E. riet dringen davon ab, es zuzulassen: „Saga, denk doch bitte daran, dass Hirni KEIN Kind mehr ist. Er ist erwachsen und selbst dafür verantwortlich, dass er regelmäßig seine Pillen nimmt. Emma und Susa sind zu wertvoll, als dass sie dauernd zu ihm ins Hospital gehen. Was wollen sie da? Das ist doch nur Neugierde. Sorg lieber dafür, dass der Kontakt weniger wird, denn irgendwann dreht er durch und vergreift sich an Deinen Kindern!“

Saga sah es ein und versprach, mit ihren Kindern zu reden.

E.s Ratschlag trug Früchte und Saga hielt ihre Mädchen davon ab, Hirni im Hospital zu besuchen. Als die Medikamente wieder bewirkten, dass Hirni ruhiger wurde und er deshalb aus der geschlossenen Abteilung in ein normales Zimmer verlegt wurde, durfte Hirni tagsüber Urlaub aus dem Hospital nehmen. Sagas Wohnung war die nächste und musste wie zuvor gleich als erstes Ausflugsziel herhalten. Die Belohnung für den Ausflug beinhaltete, daß Sagas teurer Kaffeevorrat in Nullkommanix auf Vergangenheit reduziert wurde und dass ihr Brotvorrat in dem Magen verschwand, der bei Bedarf die Hospitalnahrung verschmähte.

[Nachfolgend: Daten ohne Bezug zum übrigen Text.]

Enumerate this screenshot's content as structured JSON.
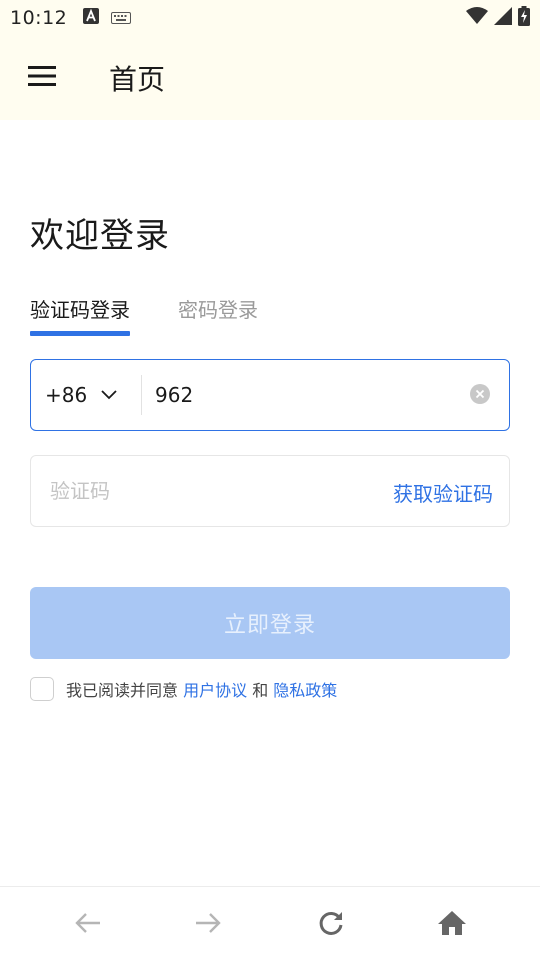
{
  "status_bar": {
    "time": "10:12",
    "icons": [
      "a-box-icon",
      "keyboard-icon",
      "wifi-icon",
      "cell-signal-icon",
      "battery-charging-icon"
    ]
  },
  "app_bar": {
    "title": "首页",
    "menu_icon": "menu-icon"
  },
  "login": {
    "welcome": "欢迎登录",
    "tabs": [
      {
        "label": "验证码登录",
        "active": true
      },
      {
        "label": "密码登录",
        "active": false
      }
    ],
    "country_code": "+86",
    "phone_value": "962",
    "code_placeholder": "验证码",
    "get_code_label": "获取验证码",
    "submit_label": "立即登录",
    "agree": {
      "prefix": "我已阅读并同意 ",
      "user_agreement": "用户协议",
      "and": " 和 ",
      "privacy_policy": "隐私政策",
      "checked": false
    }
  },
  "bottom_nav": {
    "icons": [
      "back-arrow-icon",
      "forward-arrow-icon",
      "refresh-icon",
      "home-icon"
    ]
  },
  "colors": {
    "accent": "#2f72e4",
    "button_disabled_bg": "#a9c7f4",
    "header_bg": "#fffdf0"
  }
}
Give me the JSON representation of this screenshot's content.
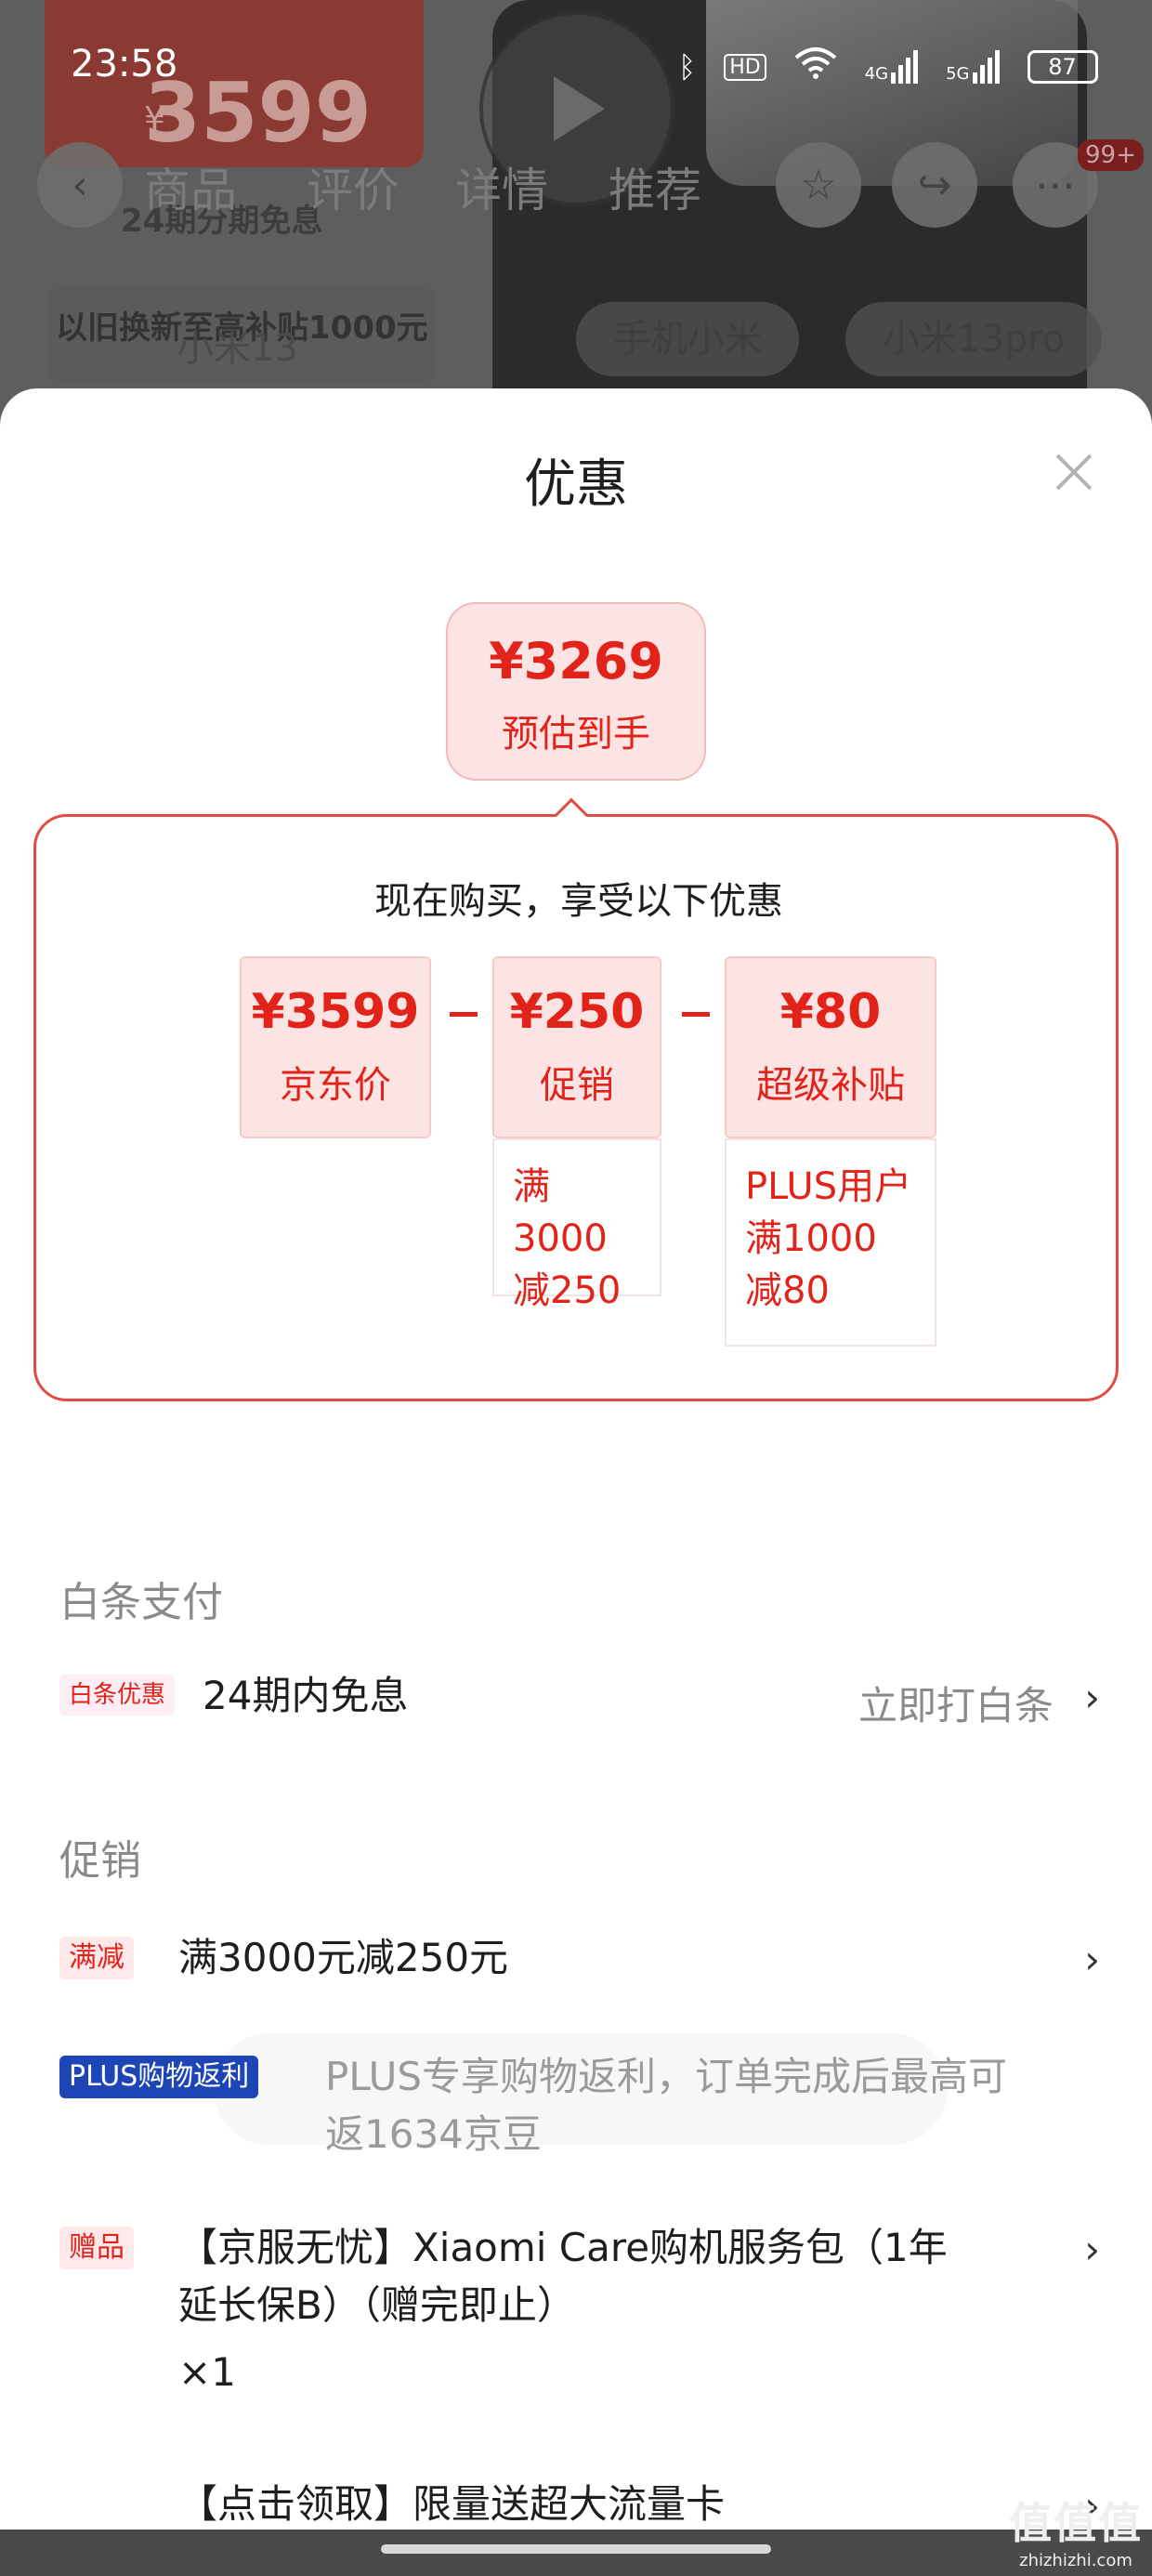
{
  "status_bar": {
    "time": "23:58",
    "battery": "87",
    "hd": "HD",
    "net1": "4G",
    "net2": "5G"
  },
  "background": {
    "price": "3599",
    "currency": "¥",
    "installment": "24期分期免息",
    "tradein": "以旧换新至高补贴1000元",
    "tabs": [
      "商品",
      "评价",
      "详情",
      "推荐"
    ],
    "badge": "99+",
    "search": "小米13",
    "chips": [
      "手机小米",
      "小米13pro"
    ]
  },
  "sheet": {
    "title": "优惠",
    "estimate": {
      "price": "¥3269",
      "label": "预估到手"
    },
    "frame_heading": "现在购买，享受以下优惠",
    "calc": [
      {
        "amount": "¥3599",
        "label": "京东价",
        "note": ""
      },
      {
        "amount": "¥250",
        "label": "促销",
        "note_lines": [
          "满3000",
          "减250"
        ]
      },
      {
        "amount": "¥80",
        "label": "超级补贴",
        "note_lines": [
          "PLUS用户",
          "满1000",
          "减80"
        ]
      }
    ],
    "baitiao": {
      "section": "白条支付",
      "tag": "白条优惠",
      "text": "24期内免息",
      "action": "立即打白条"
    },
    "promo": {
      "section": "促销",
      "items": [
        {
          "tag": "满减",
          "text": "满3000元减250元"
        },
        {
          "tag": "PLUS购物返利",
          "text_line1": "PLUS专享购物返利，订单完成后最高可",
          "text_line2": "返1634京豆"
        },
        {
          "tag": "赠品",
          "text_line1": "【京服无忧】Xiaomi Care购机服务包（1年",
          "text_line2": "延长保B）（赠完即止）",
          "qty": "×1"
        },
        {
          "text": "【点击领取】限量送超大流量卡"
        }
      ]
    }
  },
  "watermark": {
    "mark": "值值值",
    "url": "zhizhizhi.com"
  },
  "colors": {
    "accent": "#e2231a",
    "pink_bg": "#fde4e4",
    "plus_blue": "#1e45b5"
  }
}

Saga und ihre Kinder mussten abends hungrig schlafen gehen. Hungrig zu schlafen bedeutete für die Kinder, dass sie auch hungrig zur Schule mussten und erst am nächsten Nachmittag etwas zu essen erwarten konnten, wenn Saga neues Brot beschafft hatte. Es war eine bittere Erfahrung, die die Wut auf Hirni richtig anwachsen ließ. Saga tobte ins Hospital und machte ihm bittere Vorwürfe. Hirni entschuldigte sich damit, dass ihm das Hospitalessen wirklich nicht schmecken würde und er nun mal Appetit auf Brot mit Marmelade habe. Davon ließ sich Saga nicht beeindrucken und vergaß in ihrem Zorn sogar, dass Hirni normalerweise die Rücksichtsnahme eines Kindes beanspruchen durfte. Sie verbat ihm „ein für allemal“ einfach in ihr Haus einzudringen und ihre Vorräte wegzumampfen.

Der Zornesausbruch bewirkte, dass Hirni sich tatsächlich für eine Weile von Sagas Heim fernhielt. Sogar, als er aus dem Krankenhaus entlassen wurde, ließ er sich für eine Weile nicht blicken.

Mit der Entlassung ermahnte der Arzt Hirni eindringlich, regelmäßig seine Medikamente zu nehmen und Hirni versprach, sich ganz gewisslich an die Anweisung zu halten. Das Versprechen hielt er auch — aber es war leider nicht für die Ewigkeit gegeben!